Une récolte peu ordinaire en Outre-mer

Récoltes d'armes pour destruction par le service déminage de la Sécurité Civile © DR

Inspirées des États-Unis, les opérations « Déposez les armes » incitent les particuliers à remettre volontairement leurs armes et munitions dans les brigades de gendarmerie ou les commissariats de police. Après la Guadeloupe et la Martinique, cette campagne a été lancée le 30 avril dernier en Guyane.


En 2013, sur une population de plus de 400 000 habitants, la Guadeloupe a enregistré 43 homicides volontaires. En Martinique, le taux d’homicides pour 100 000 habitants est de 5 (identique à celui des États-Unis, 1.2 en France métropolitaine). En Guyane, 200 faits de violence (homicides, vols) ont été commis en 2013 à l’aide d’armes à feu. Face à ces chiffres et faits divers alarmants, les préfets et les procureurs de la République de Martinique, de Guadeloupe et de Guyane ont tour à tour lancé une campagne de lutte contre la détention et la circulation des armes. L’objectif est d’inciter les particuliers à rendre volontairement les armes à feu en leur possession afin d’éviter tout risque d’escalade de la violence.

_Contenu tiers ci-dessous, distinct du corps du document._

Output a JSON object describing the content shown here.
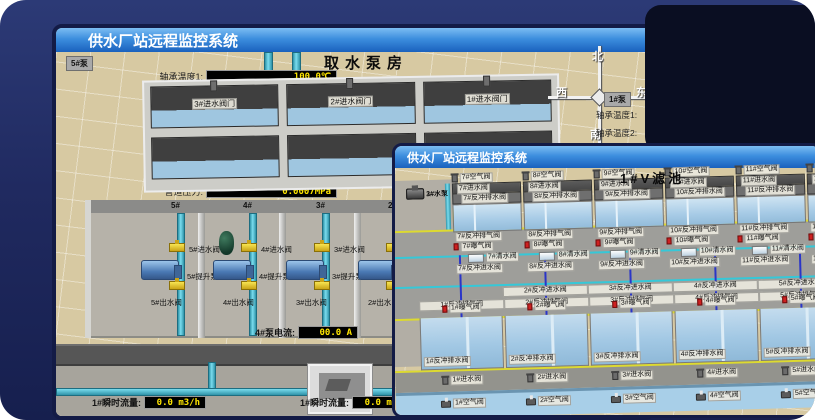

Une sensibilisation en guise d’avertissement à l’attention aussi bien des détenteurs d’armes déclarées, invités à conserver séparément de préférence armes et munitions dans des conditions de sécurité optimale, que des détenteurs d’armes illégales invités à prendre conscience qu’un jour ou l’autre ils pourraient malgré eux être tentés de s’en servir. Un moyen également de démontrer l’illusion de sécurité liée à la détention d’une arme, notamment des conséquences dramatiques et irréversibles de leur usage. La préfecture de Guadeloupe a été la première à lancer cette initiative lors de deux campagnes organisées entre février et mars 2013 puis entre septembre et décembre de la même année. La campagne médiatique à destination de la population invitait à déposer les armes détenues illégalement sans aucun risque pour les personnes concernées d’être poursuivies par l’autorité judiciaire du chef de détention illégale d’armes. Le bilan global n'a pas été   négligeable : 435 armes à feu et près de 2500 munitions récupérées. Ajoutées aux 892 armes saisies lors d’enquêtes judiciaires, ce sont donc plus d’un millier d’armes mises hors circuit en Guadeloupe en 2013. Cette prévention permettait aussi de rappeler à la population les mesures de répression dans ce domaine et de l'informer de la mise en place d'un renforcement des contrôles et de l'aggravation des sanctions pour les détenteurs d'armes illégales.

Affiche déposez les armes

En Martinique, l’opération a entraîné une adhésion encore plus importante de la population. Du 1er février au 30 avril dernier, pas moins de 723 armes à feu, 27 400 cartouches, 2000 plombs et 5 grenades ont été récupérés par les services de police et de gendarmerie. À l’instar des Guadeloupéens, les Martiniquais déposant leurs armes pendant la durée de l’opération ne risquaient aucune sanction administrative ou judiciaire. Une fois les armes récupérées, elles ont été stockées dans les armureries sécurisées des différentes unités de police et de gendarmerie, avant d’être détruites fi n mai chez un ferrailleur local. La destruction d'armes nécessitant des précautions et des compétences particulières, une équipe de la sécurité civile et du matériel de leur centre de déminage basé en Guadeloupe sont venus renforcer leurs collègues martiniquais. La destruction de toutes les armes et munitions récupérées durant l'opération ainsi que celles saisies hors opération par la Justice et les services des douanes s’est déroulée durant une semaine au centre de tir de Colson pour les munitions et à l'entreprise Métal Dom pour les armes.

En Guyane, la campagne a été lancée début mai et courait jusqu’à début juillet. L’objectif annoncé est identique : lutter contre la banalisation des armes à feu. Une question se pose au final. Qui sont précisément ces personnes venues ainsi déposer spontanément leurs armes ? Franck Desrumaux, directeur départemental de la sécurité publique en Martinique, précise : « Évidemment, on ne s’attendait pas à ce que le braqueur nous ramène son calibre. » Pour le chef d’escadron Francis David, commandant de la compagnie départementale du Marin, ce sont « les personnes âgées qui ramènent les armes, pas les jeunes », avec par exemple des veuves ayant déposé les armes de leur mari défunt. Devant le succès de ces opérations, préfectures et les parquets pourraient renouveler une fois par an cette campagne.